Double test is a maternal blood screening test performed in the first trimester between 9-13 weeks of gestation. The specific substances analyzed are: Free Beta hCG, PAPP-A

FreeBeta HCG

Human chorionic gonadotropin (hCG) is a protein made by the placenta that consists of two subunits, alpha and beta. hCG is present in two forms: intact hCG (consisting of both alpha and beta subunits) and free Beta hCG (the beta subunit of hCG alone). Serum levels of hCG tend to be high in patients carrying a fetus affected with Down syndrome. The median concentration for free Beta hCG in the blood of women carrying fetuses with Down syndrome, measured as a multiple of the median (MoM), is 1.9 (compared to 1.0 for unaffected fetuses). This large difference provides the basis for the discrimination between affected and unaffected fetuses. Intact hCG, on the other hand, does not discriminate as well: its median MoM is less than 1.3. Furthermore, free Beta is significantly reduced in the blood of women carrying Trisomy 18 fetuses, with a median MoM of 0.18. Free Beta is the most specific and sensitive marker for Down syndrome and Trisomy 18.

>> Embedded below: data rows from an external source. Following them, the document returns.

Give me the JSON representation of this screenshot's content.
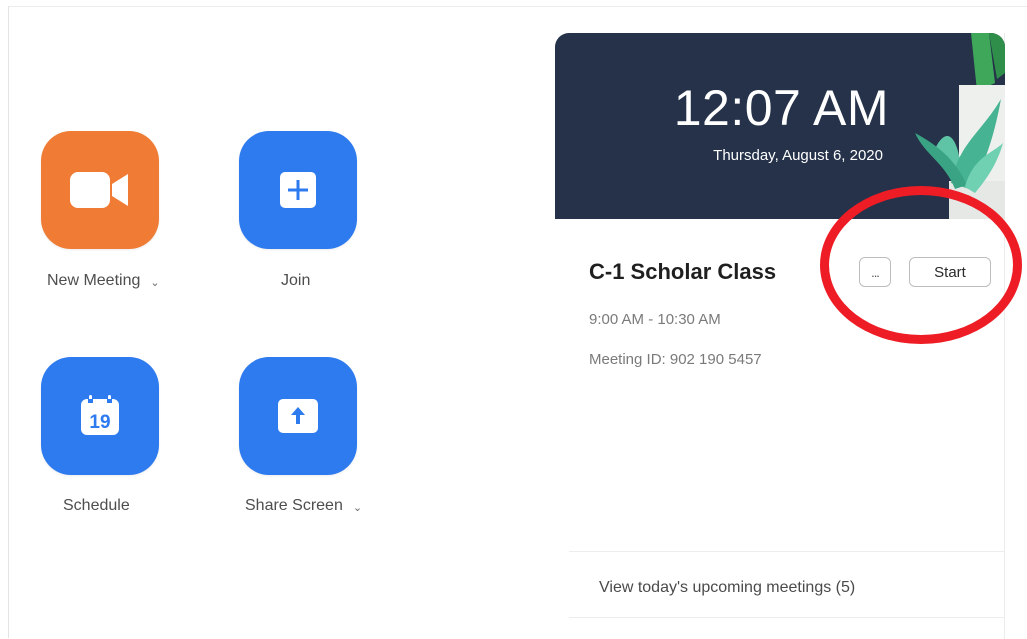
{
  "actions": {
    "new_meeting": {
      "label": "New Meeting",
      "icon": "video-camera-icon",
      "color": "#ef7b34",
      "has_dropdown": true
    },
    "join": {
      "label": "Join",
      "icon": "plus-icon",
      "color": "#2d7bef"
    },
    "schedule": {
      "label": "Schedule",
      "icon": "calendar-icon",
      "calendar_day": "19",
      "color": "#2d7bef"
    },
    "share_screen": {
      "label": "Share Screen",
      "icon": "upload-arrow-icon",
      "color": "#2d7bef",
      "has_dropdown": true
    }
  },
  "banner": {
    "time": "12:07 AM",
    "date": "Thursday, August 6, 2020",
    "background": "#25324a"
  },
  "meeting": {
    "title": "C-1 Scholar Class",
    "more_label": "...",
    "start_label": "Start",
    "time_range": "9:00 AM - 10:30 AM",
    "meeting_id": "Meeting ID: 902 190 5457"
  },
  "footer": {
    "upcoming_link": "View today's upcoming meetings (5)"
  },
  "annotation": {
    "color": "#ee1c24"
  }
}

The main advantage of measuring free Beta hCG, instead of intact hCG, is a significantly higher detection rate for a given false positive rate.

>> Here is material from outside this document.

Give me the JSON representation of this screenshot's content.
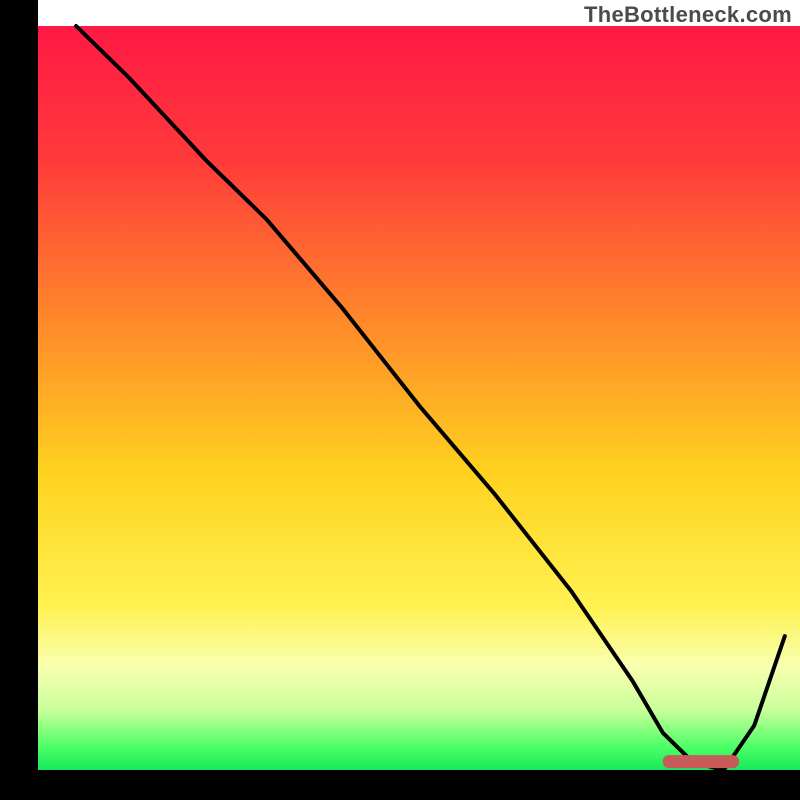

Pregnancy Associated Plasma Protein A (PAPP-A) is also produced by the placenta. PAPP-A is significantly reduced in the blood of women carrying fetuses with Down syndrome and Trisomy 18: the median MoMs are 0.44 and 0.32, respectively (compared to 1.0 for unaffected fetuses). These dramatic differences from normal provide excellent discrimination between affected and unaffected fetuses.

Nuchal Translucency

One of the single most important breakthroughs in chromosome abnormality screening was the ultrasonographic observation of a correlation between a nuchal translucency (accumulation of fluid at the back of the fetal neck) observed on ultrasound between 10 and 13 weeks and the incidence of Down syndrome and other abnormalities. NT is increased in fetuses with chromosome abnormalities, heart defects, and certain genetic syndromes.

Combination of Double test with nuchal translucency increases the detection rate of both Trisomy 21 and 18. This test is performed between 11-13 weeks of gestation.